Bain Capital Private Equity, which is part of an investor group backing U.S. Renal, declined to comment.
Regulators Clamp Down
The companies face legal and regulatory pressures too. The No Surprises Act, which makes it harder for medical providers to charge patients large amounts of money for work done outside their health insurance network, has weighed on some companies.

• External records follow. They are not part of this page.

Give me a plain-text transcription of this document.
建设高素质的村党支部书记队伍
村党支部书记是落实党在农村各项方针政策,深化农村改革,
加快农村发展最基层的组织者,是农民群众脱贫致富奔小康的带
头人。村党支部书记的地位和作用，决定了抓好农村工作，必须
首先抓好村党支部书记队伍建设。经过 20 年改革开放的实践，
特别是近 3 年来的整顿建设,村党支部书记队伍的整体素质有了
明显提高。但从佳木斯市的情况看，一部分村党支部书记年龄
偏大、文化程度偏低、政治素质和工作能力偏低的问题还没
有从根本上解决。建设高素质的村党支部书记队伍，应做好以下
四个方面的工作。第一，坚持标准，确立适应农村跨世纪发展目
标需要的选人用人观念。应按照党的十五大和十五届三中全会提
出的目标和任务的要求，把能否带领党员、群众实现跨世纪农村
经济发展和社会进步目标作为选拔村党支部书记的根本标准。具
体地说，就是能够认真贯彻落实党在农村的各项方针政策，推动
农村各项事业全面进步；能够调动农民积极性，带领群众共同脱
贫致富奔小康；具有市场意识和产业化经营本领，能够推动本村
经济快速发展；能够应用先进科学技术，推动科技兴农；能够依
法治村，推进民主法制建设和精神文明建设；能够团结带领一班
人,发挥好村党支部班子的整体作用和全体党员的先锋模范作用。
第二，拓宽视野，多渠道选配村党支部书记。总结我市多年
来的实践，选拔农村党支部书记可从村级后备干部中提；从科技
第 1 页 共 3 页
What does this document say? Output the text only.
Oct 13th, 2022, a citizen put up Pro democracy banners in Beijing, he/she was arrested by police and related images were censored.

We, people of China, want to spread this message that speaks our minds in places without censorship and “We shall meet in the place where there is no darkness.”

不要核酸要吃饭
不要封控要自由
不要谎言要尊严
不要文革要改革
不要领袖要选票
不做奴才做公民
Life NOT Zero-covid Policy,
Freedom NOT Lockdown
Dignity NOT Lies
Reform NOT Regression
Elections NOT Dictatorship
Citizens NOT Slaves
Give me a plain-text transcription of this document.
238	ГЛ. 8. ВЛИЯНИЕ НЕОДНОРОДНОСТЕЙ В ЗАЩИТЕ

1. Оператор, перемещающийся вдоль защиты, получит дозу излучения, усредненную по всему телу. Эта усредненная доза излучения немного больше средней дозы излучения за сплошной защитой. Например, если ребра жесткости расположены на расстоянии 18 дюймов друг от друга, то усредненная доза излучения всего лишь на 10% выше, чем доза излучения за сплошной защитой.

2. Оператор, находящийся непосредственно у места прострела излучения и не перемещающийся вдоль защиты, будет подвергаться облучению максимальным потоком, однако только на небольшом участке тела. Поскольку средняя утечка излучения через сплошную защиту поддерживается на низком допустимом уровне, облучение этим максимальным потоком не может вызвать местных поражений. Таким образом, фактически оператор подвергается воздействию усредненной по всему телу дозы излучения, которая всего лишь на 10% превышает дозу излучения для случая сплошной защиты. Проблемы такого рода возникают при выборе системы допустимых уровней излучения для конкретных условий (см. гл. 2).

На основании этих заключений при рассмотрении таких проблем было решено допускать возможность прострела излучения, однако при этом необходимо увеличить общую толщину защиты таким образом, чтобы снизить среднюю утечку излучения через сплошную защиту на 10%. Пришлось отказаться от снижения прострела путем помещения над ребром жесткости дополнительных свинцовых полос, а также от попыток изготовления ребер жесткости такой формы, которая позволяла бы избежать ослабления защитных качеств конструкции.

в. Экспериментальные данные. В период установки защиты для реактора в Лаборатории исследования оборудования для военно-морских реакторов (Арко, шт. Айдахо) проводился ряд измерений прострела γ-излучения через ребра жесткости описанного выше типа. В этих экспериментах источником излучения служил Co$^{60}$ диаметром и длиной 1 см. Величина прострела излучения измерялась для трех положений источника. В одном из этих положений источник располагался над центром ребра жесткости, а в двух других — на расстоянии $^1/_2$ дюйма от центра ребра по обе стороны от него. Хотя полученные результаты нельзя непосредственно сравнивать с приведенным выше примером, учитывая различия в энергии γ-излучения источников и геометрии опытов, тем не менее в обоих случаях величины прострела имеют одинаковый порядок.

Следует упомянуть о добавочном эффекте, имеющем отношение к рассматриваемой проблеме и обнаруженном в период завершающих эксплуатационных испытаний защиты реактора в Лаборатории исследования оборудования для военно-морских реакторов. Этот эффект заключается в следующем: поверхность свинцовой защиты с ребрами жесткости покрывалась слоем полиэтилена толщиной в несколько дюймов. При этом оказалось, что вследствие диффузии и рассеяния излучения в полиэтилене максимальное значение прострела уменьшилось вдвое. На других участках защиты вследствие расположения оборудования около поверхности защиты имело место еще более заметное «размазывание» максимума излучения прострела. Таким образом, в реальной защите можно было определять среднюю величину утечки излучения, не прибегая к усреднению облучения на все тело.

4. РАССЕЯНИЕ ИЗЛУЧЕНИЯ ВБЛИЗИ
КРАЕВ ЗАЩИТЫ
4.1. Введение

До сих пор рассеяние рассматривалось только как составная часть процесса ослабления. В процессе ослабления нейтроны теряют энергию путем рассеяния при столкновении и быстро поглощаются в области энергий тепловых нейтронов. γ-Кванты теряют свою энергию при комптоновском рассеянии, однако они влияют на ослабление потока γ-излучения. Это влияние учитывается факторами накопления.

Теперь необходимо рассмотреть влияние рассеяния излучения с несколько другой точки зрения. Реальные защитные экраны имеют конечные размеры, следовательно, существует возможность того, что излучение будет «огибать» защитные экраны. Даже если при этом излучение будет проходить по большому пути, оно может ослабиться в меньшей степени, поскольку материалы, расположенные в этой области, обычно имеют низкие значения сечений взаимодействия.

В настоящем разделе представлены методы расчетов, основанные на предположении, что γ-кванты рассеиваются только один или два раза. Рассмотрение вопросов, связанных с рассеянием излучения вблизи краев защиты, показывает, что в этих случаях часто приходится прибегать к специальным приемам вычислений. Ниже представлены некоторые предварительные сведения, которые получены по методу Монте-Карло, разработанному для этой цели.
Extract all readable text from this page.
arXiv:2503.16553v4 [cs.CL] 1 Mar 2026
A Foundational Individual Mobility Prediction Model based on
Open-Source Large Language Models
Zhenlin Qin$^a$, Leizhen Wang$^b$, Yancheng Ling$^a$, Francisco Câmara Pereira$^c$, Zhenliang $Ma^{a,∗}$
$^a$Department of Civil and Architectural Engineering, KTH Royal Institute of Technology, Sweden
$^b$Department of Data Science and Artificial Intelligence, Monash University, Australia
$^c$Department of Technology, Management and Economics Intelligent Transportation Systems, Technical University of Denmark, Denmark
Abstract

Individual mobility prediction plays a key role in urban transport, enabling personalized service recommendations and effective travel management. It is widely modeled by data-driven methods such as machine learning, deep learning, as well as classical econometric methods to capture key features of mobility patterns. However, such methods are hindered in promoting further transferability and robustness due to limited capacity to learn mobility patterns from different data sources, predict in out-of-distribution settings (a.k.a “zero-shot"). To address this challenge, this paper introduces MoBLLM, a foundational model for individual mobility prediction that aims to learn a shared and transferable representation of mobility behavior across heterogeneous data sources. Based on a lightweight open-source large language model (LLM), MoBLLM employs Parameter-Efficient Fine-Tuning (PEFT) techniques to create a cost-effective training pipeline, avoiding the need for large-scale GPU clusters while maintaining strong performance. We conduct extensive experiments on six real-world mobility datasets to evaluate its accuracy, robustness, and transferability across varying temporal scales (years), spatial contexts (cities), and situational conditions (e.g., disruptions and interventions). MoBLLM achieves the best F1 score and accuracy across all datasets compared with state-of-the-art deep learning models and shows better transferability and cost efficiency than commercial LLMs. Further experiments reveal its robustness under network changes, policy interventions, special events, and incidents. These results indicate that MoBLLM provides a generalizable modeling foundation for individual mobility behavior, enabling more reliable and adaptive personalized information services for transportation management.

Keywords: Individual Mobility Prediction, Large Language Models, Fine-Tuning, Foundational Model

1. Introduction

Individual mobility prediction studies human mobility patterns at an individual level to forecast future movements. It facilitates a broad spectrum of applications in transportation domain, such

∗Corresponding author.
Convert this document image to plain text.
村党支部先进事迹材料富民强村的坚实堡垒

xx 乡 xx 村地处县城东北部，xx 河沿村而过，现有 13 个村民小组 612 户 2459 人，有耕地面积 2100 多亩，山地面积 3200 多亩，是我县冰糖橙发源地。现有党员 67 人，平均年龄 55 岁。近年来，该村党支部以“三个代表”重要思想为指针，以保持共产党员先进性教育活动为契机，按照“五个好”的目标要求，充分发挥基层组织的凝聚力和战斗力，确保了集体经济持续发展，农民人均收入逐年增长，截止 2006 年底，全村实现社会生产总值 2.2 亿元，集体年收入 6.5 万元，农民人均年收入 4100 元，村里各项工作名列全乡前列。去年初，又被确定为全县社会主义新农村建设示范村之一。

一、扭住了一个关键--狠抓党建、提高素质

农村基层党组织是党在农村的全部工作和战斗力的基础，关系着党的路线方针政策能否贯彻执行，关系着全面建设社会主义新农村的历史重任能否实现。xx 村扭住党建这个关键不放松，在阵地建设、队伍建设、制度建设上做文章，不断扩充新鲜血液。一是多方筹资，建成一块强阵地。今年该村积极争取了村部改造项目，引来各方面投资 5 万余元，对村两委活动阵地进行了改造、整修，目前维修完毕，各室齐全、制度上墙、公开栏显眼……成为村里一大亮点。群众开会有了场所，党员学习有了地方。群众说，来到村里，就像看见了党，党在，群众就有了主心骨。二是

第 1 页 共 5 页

Loans to Radiology Partners, a group of radiology practices, have deteriorated since the end of 2021 in part due to the law, according to Moody’s Investors Service, which downgraded the company to Caa1 in November. The company’s $1.6 billion first-lien loan due 2025 is currently quoted at about 86.8 cents on the dollar, Bloomberg-compiled data show, down from nearly par a year ago.
“Notwithstanding the economic and policy headwinds that radiology practices face and must be addressed, we remain committed to adapting to the current environment by reducing debt and strengthening our balance sheet through organic Ebitda growth,” said a Radiology spokesperson in an emailed statement, adding the firm has positive cashflow, substantial liquidity and continued year-over-year Ebitda growth.
Unless inflationary pressures subside and the economy improves, there’ll likely be fewer loan sales coming to the market, money managers said. Companies with bloated debt and projected weaker cash flow will probably pursue transactions such as debt swaps and capital raises to create more breathing room.
“Rising rates and labor costs will no doubt pressure bonds and loans of highly leveraged healthcare providers,” said Mike Holland, a senior credit analyst at Bloomberg Intelligence. “While labor cost growth has tempered a bit from highs, increased cost for capital-intensive providers like hospitals will pressure earnings and liquidity profiles as the credit markets become less forgiving.”